Bahrain: A large and credible support package is needed

Concerns on the rise again

At the end of June, Bahrain returned into the spotlight as yields on its government bonds and credit default swaps surged within a few days, putting pressure on the peg of the Bahraini dinar (BHD) to the USD. Previously, the smallest GCC country had come under scrutiny in November 2017 on reports that it had asked Saudi Arabia and the UAE for financial support in order to replenish its foreign exchange (FX) reserves and avert a currency devaluation. The latest sell-off had no specific new trigger. It appeared to reflect investor concerns over Bahrain’s precarious public finances and external debt sustainability while there was still no credible support commitment from the richer GCC countries.

Against the backdrop of falling oil prices, the fiscal deficit surged to around -18% of GDP in 2015-2016. With the gradual recovery in oil prices, the shortfall moderated to -15% in 2017 and is forecast at a still large -11% in 2018 as Bahrain has the highest fiscal breakeven oil price in the region, estimated at 95 USD/bbl (see Chart 1). External debt sustainability is threatened as FX reserves fell again at the start of the year and were estimated at just USD2.4bn in April. This is equivalent to just one month of import cover (see Chart 2). In other terms it is even more critical: it covers only a meagre 10% of the external debt payments falling due in the next 12 months, much below an adequate ratio of 100%.  Adding Bahrain’s assets held in  its SWF – which amount to USD11bn (the smallest in the GCC) – to the FX reserves, that ratio remains modest at just over 50%.

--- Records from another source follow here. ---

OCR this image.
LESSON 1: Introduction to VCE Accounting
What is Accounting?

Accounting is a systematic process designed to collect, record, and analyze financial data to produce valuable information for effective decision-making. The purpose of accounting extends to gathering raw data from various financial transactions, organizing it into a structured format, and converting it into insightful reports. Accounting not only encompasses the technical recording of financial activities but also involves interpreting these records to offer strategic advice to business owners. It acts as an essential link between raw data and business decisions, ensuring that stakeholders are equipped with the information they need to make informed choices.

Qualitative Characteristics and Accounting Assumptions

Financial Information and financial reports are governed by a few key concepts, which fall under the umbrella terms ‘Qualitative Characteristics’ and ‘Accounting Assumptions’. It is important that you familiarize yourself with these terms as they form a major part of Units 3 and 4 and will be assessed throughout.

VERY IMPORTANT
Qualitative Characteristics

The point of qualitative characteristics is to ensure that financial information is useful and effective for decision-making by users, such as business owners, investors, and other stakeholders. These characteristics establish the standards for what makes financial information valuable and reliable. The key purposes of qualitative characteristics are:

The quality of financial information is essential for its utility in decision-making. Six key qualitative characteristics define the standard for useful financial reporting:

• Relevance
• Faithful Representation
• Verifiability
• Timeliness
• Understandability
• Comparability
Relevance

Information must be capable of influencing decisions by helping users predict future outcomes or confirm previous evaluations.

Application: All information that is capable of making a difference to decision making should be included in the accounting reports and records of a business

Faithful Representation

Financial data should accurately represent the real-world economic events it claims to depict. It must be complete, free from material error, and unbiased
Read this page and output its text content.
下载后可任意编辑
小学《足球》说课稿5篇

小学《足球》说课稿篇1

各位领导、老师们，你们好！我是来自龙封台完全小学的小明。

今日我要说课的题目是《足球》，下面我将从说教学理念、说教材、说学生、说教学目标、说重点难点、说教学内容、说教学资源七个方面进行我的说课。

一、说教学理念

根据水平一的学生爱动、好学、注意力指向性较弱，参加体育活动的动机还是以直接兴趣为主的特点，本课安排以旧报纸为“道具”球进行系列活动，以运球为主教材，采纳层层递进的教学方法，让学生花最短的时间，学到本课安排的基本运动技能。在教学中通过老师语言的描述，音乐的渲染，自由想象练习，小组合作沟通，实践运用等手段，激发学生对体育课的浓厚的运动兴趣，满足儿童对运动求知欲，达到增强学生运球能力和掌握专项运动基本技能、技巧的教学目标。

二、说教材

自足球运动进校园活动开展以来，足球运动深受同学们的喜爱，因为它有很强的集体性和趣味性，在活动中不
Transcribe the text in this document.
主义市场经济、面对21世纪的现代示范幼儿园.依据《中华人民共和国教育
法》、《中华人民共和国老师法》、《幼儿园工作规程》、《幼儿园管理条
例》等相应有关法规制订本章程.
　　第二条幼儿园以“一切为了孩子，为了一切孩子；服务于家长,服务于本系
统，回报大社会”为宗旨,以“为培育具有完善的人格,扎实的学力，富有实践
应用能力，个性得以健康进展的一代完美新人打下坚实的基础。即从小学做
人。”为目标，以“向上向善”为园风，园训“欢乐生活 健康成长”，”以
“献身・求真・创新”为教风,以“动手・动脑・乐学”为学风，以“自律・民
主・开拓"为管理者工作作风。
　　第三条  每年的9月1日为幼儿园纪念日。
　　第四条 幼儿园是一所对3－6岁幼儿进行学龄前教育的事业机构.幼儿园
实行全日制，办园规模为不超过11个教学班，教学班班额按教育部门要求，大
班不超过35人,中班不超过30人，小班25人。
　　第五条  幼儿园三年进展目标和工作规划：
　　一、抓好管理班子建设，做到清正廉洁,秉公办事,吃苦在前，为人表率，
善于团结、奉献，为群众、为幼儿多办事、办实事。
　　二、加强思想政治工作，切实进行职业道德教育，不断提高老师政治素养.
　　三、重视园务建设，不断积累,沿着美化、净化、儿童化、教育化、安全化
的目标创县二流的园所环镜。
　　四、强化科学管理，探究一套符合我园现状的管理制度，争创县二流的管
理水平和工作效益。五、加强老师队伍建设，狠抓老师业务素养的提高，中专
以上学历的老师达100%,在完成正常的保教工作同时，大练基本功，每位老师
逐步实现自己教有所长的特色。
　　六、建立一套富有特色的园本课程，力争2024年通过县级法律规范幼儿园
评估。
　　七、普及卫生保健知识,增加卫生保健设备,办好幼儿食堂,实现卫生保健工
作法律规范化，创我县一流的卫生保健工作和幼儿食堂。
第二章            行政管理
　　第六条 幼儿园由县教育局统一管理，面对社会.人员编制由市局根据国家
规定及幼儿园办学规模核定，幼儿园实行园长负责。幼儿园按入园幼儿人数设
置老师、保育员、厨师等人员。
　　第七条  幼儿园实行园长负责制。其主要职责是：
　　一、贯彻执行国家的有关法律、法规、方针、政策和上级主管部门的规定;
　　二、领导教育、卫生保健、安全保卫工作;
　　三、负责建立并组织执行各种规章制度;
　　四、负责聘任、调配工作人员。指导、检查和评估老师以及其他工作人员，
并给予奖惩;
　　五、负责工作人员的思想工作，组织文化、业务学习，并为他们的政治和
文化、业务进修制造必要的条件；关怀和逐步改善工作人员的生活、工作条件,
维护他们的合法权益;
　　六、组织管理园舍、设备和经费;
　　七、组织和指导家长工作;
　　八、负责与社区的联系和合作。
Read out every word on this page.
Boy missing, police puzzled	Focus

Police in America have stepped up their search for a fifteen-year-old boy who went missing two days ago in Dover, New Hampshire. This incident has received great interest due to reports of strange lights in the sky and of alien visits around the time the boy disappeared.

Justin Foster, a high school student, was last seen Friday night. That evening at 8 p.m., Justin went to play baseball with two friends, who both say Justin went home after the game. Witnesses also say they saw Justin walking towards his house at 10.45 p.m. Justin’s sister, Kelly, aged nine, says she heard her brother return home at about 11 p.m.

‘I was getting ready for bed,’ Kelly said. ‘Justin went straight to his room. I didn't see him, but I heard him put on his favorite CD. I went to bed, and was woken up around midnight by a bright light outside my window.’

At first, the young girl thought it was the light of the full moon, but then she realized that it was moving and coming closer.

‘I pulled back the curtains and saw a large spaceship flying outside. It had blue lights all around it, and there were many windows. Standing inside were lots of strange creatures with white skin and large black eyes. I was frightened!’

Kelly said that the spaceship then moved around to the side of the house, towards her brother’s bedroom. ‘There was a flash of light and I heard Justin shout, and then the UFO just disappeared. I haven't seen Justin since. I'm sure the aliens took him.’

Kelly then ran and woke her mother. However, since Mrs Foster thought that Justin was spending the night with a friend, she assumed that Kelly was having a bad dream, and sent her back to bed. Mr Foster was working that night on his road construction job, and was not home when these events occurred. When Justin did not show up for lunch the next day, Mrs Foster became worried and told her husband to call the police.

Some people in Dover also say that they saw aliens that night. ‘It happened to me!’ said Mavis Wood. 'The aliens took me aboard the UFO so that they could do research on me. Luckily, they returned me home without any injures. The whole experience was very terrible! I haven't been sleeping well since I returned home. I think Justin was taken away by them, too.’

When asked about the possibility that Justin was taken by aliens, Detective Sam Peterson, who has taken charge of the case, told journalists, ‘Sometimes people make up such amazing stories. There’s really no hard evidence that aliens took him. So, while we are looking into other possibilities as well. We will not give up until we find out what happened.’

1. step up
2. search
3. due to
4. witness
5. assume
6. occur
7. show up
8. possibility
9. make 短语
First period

Chart 1  Fiscal breakeven oil price forecasts 2018 (USD/bbl)    

Sources: IMF, Allianz Research forecasts

Support to come?

In the meantime, Saudi Arabia, the UAE and Kuwait have delivered a firmer statement that they will provide a financial support program. Details have to be disclosed yet, but any aid is likely to be conditional on strict fiscal consolidation. Ultimately, we expect a policy package to come as the neighbors will want to avoid a currency devaluation in Bahrain which could spill over to the region. We expect the program to include the introduction of a 5% VAT, which was already planned but postponed at the start of this year, in 2019.

Impact on growth

Bahrain posted healthy growth of +3.9% in 2017 – the highest rate in the GCC region – despite the fiscal woes. This was thanks to a strong +4.9% expansion in the non-oil sector, which accounts for 80% of GDP, hereby offsetting the effect of a
-0.4% decline in the oil sector. In 2018, we expect the oil sector to grow again since oil prices are higher and the impact of OPEC-agreed oil production cuts at the end of 2016 is fading. On the other hand, fiscal consolidation measures will slow down the non-oil sector in 2018-2019. As a result, we forecast GDP growth to decelerate to +2.4% in 2018 and +2% in 2019.